I pulled out my notebook and jotted down directions: a block and a half up the hill from the Dingy Dingy Pool Hall.
“This is in Itaewon?” I asked.
“That’s what they tell me. Not far from the Hamilton Hotel.”
The front entrance to the Hamilton Hotel was the only authorized PX taxi stand in Itaewon.
“What about Horsehead?” I asked again. “Did something happen to him?”
“Go look!” Riley shouted and hung up.
“What is it?” Ernie asked.
I told him.
We ran outside of the 121 Evac, jumped in his jeep, and laid rubber halfway out the gate.
12
Horsehead had fought back.
The rope around his wrists was frayed and bit sharply into the flesh of his forearm. He’d tried to rip himself free. Instead, he’d managed only to tear great gaps in his skin. Blood had flowed down his wrist and his hands and onto the small of his back where his wrists were tied. He’d kicked against the wall of the little hooch, too, despite the fact that his ankles—like his wrists—were bound together with rope that had been laced in intricate knots.
And he’d been gagged. With a wool scarf and cotton stuffed into his mouth.
Like Moretti.
Maybe the similarities were coincidental. Maybe the Seven Dragons had nothing to do with this crime. Maybe. I knelt next to Horsehead’s body. The single bare bulb overhead had been switched on but I needed more illumination. I used my army-issue flashlight.
Last night, Horsehead had been spotted at the White Crane Hotel, policing up Jessica Tidwell. Then he had ended up here, in this dark and crowded neighborhood of Itaewon, in this tiny hooch rented by the hour, face down in his own vomit, his hands and feet bound, his body stabbed so many times that he looked like pulverized goose liver.
And
where was Jessica Tidwell?
The old woman who owned the hooch was in tears. A gaggle of KNPs surrounded her, shooting questions at her. Her wrinkled face was smeared with moisture, and she kept repeating over and over again. “Na moolah. Chinja moolah.” I don’t know. I really don’t know.
What the old woman didn’t know was who the people were who’d brought in Horsehead.
“He was drunk,” she’d told us through sobs. “Two men were carrying him. They said they wanted a room so he could sleep it off. They paid me in advance and carried him to the room and laid him down and left him there. They said some women would be along to check on him and make him comfortable and I should let them in and they’d take care of him.”
She hadn’t recognized the men, had never seen them before.
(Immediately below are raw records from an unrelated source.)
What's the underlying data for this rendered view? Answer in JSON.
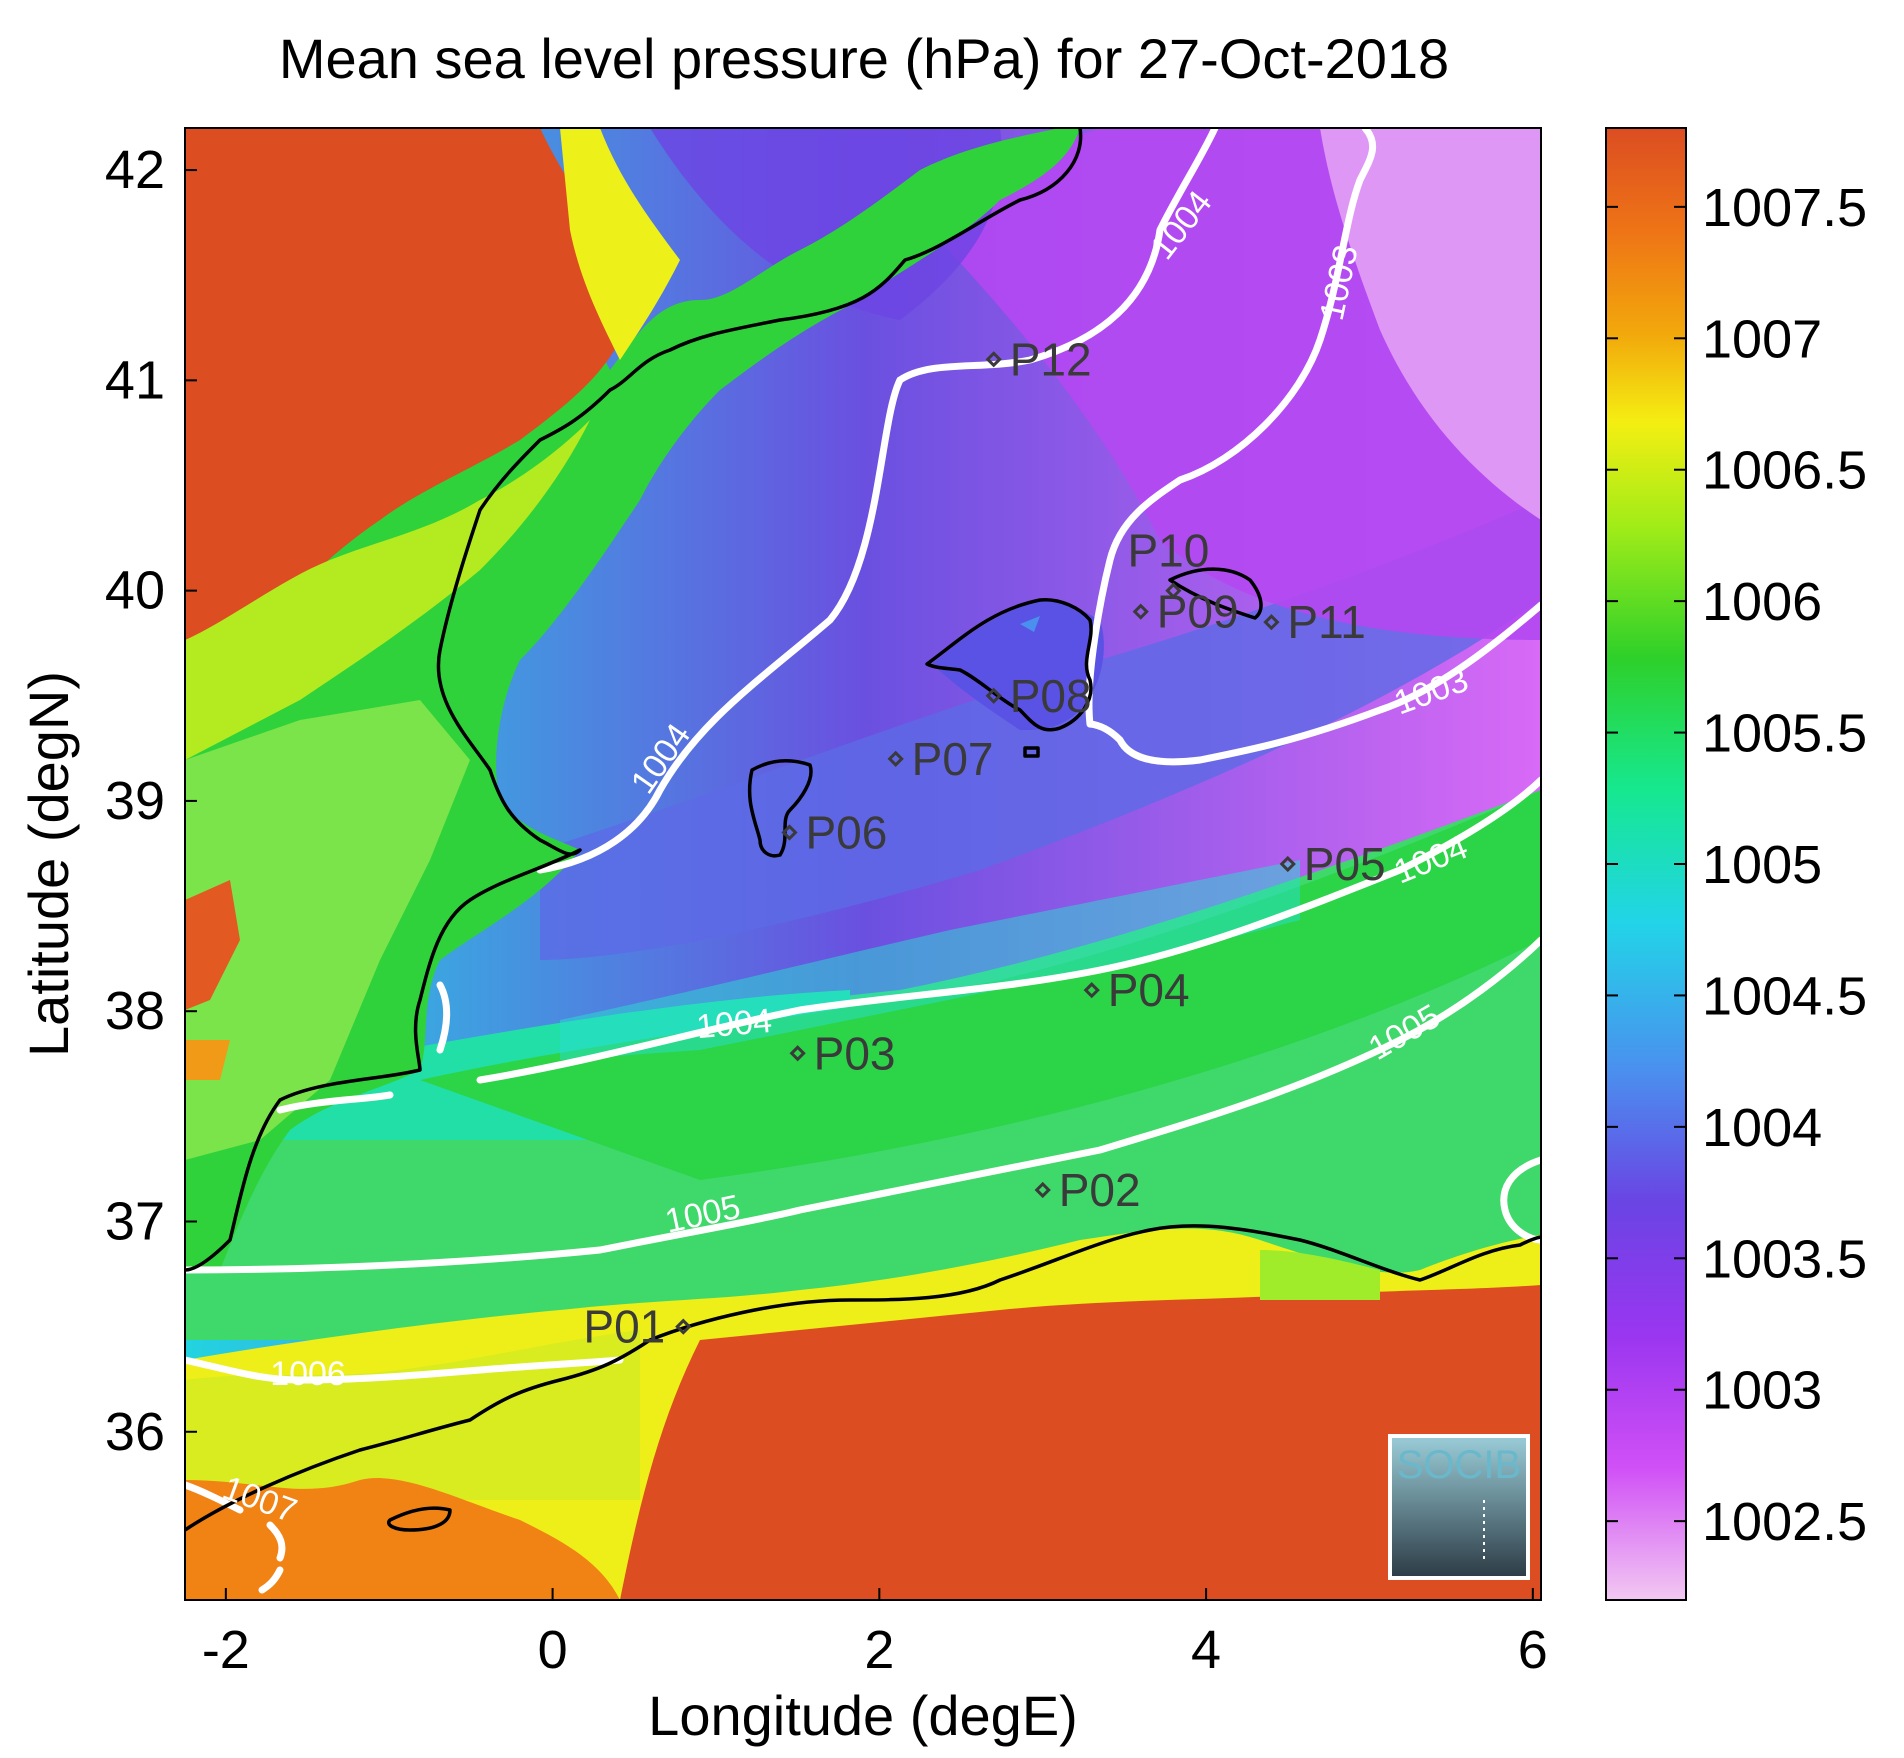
{
  "title": "Mean sea level pressure (hPa) for 27-Oct-2018",
  "axes": {
    "xlabel": "Longitude (degE)",
    "ylabel": "Latitude (degN)",
    "xticks": [
      "-2",
      "0",
      "2",
      "4",
      "6"
    ],
    "yticks": [
      "42",
      "41",
      "40",
      "39",
      "38",
      "37",
      "36"
    ]
  },
  "colorbar": {
    "ticks": [
      "1007.5",
      "1007",
      "1006.5",
      "1006",
      "1005.5",
      "1005",
      "1004.5",
      "1004",
      "1003.5",
      "1003",
      "1002.5"
    ],
    "range": [
      1002.2,
      1007.8
    ]
  },
  "contour_labels": [
    "1004",
    "1003",
    "1004",
    "1003",
    "1004",
    "1004",
    "1005",
    "1005",
    "1006",
    "1007"
  ],
  "stations": [
    {
      "id": "P01",
      "lon": 0.8,
      "lat": 36.5
    },
    {
      "id": "P02",
      "lon": 3.0,
      "lat": 37.15
    },
    {
      "id": "P03",
      "lon": 1.5,
      "lat": 37.8
    },
    {
      "id": "P04",
      "lon": 3.3,
      "lat": 38.1
    },
    {
      "id": "P05",
      "lon": 4.5,
      "lat": 38.7
    },
    {
      "id": "P06",
      "lon": 1.45,
      "lat": 38.85
    },
    {
      "id": "P07",
      "lon": 2.1,
      "lat": 39.2
    },
    {
      "id": "P08",
      "lon": 2.7,
      "lat": 39.5
    },
    {
      "id": "P09",
      "lon": 3.6,
      "lat": 39.9
    },
    {
      "id": "P10",
      "lon": 3.8,
      "lat": 40.0
    },
    {
      "id": "P11",
      "lon": 4.4,
      "lat": 39.85
    },
    {
      "id": "P12",
      "lon": 2.7,
      "lat": 41.1
    }
  ],
  "logo": {
    "text": "SOCIB"
  },
  "colors": {
    "high": "#dc4d22",
    "orange": "#f08a0c",
    "yellow": "#f4ee12",
    "green": "#2ed02a",
    "cyan": "#22dede",
    "blue": "#4aa4ee",
    "indigo": "#6a4ce4",
    "purple": "#9636f0",
    "magenta": "#ce4af6",
    "pink": "#f2c8f2",
    "contour": "#ffffff",
    "coast": "#000000"
  }
}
But they were Korean men, well into middle age, and they wore workingmen’s clothes as if they’d just come from some sort of job in a warehouse or a factory. And the women had shuffled in immediately after the men left. The landlady hadn’t paid much attention because by then she was watching Chonwon Diary, a popular prime-time soap opera. Her favorite show, she added. But there were three women and each wore some sort of jacket or shawl with a hood; she hadn’t seen their faces.
“Did they carry weapons?” one of the cops asked.
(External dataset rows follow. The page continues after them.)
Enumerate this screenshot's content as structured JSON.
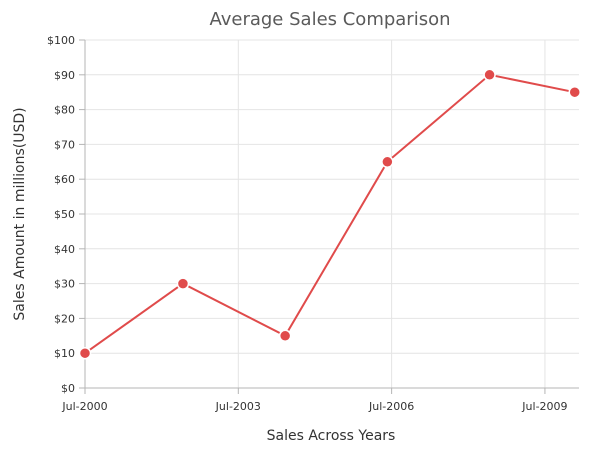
{
  "chart_data": {
    "type": "line",
    "title": "Average Sales Comparison",
    "xlabel": "Sales Across Years",
    "ylabel": "Sales Amount in millions(USD)",
    "x_type": "date",
    "xlim": [
      "2000-07",
      "2010-03"
    ],
    "x_ticks": [
      {
        "value": "2000-07",
        "label": "Jul-2000"
      },
      {
        "value": "2003-07",
        "label": "Jul-2003"
      },
      {
        "value": "2006-07",
        "label": "Jul-2006"
      },
      {
        "value": "2009-07",
        "label": "Jul-2009"
      }
    ],
    "ylim": [
      0,
      100
    ],
    "y_ticks": [
      {
        "value": 0,
        "label": "$0"
      },
      {
        "value": 10,
        "label": "$10"
      },
      {
        "value": 20,
        "label": "$20"
      },
      {
        "value": 30,
        "label": "$30"
      },
      {
        "value": 40,
        "label": "$40"
      },
      {
        "value": 50,
        "label": "$50"
      },
      {
        "value": 60,
        "label": "$60"
      },
      {
        "value": 70,
        "label": "$70"
      },
      {
        "value": 80,
        "label": "$80"
      },
      {
        "value": 90,
        "label": "$90"
      },
      {
        "value": 100,
        "label": "$100"
      }
    ],
    "grid": true,
    "series": [
      {
        "color": "#e04b4b",
        "points": [
          {
            "x": "2000-07",
            "y": 10
          },
          {
            "x": "2002-06",
            "y": 30
          },
          {
            "x": "2004-06",
            "y": 15
          },
          {
            "x": "2006-06",
            "y": 65
          },
          {
            "x": "2008-06",
            "y": 90
          },
          {
            "x": "2010-02",
            "y": 85
          }
        ]
      }
    ]
  }
}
She didn’t know. She hadn’t looked. If they did they weren’t carrying them in their hands where she could see.
“Was there much noise?”
Not much. Some moaning. But she’d had drunks sleep it off in the rooms she rented before and they were never quiet, so she hadn’t paid attention. Except for the pounding on the wall. For a second there, she thought the drunken man was going to kick the house down but the women managed to get him under control.
“When did the women leave?”
She wasn’t sure. After her program was over she realized that all was quiet down the hall. But she hadn’t gone to look. It was late so she locked the outer gate and went to sleep. She believed the women had already left because she didn’t hear any footsteps pounding down the hallway during the night and no one had called for her to unlock the front gate.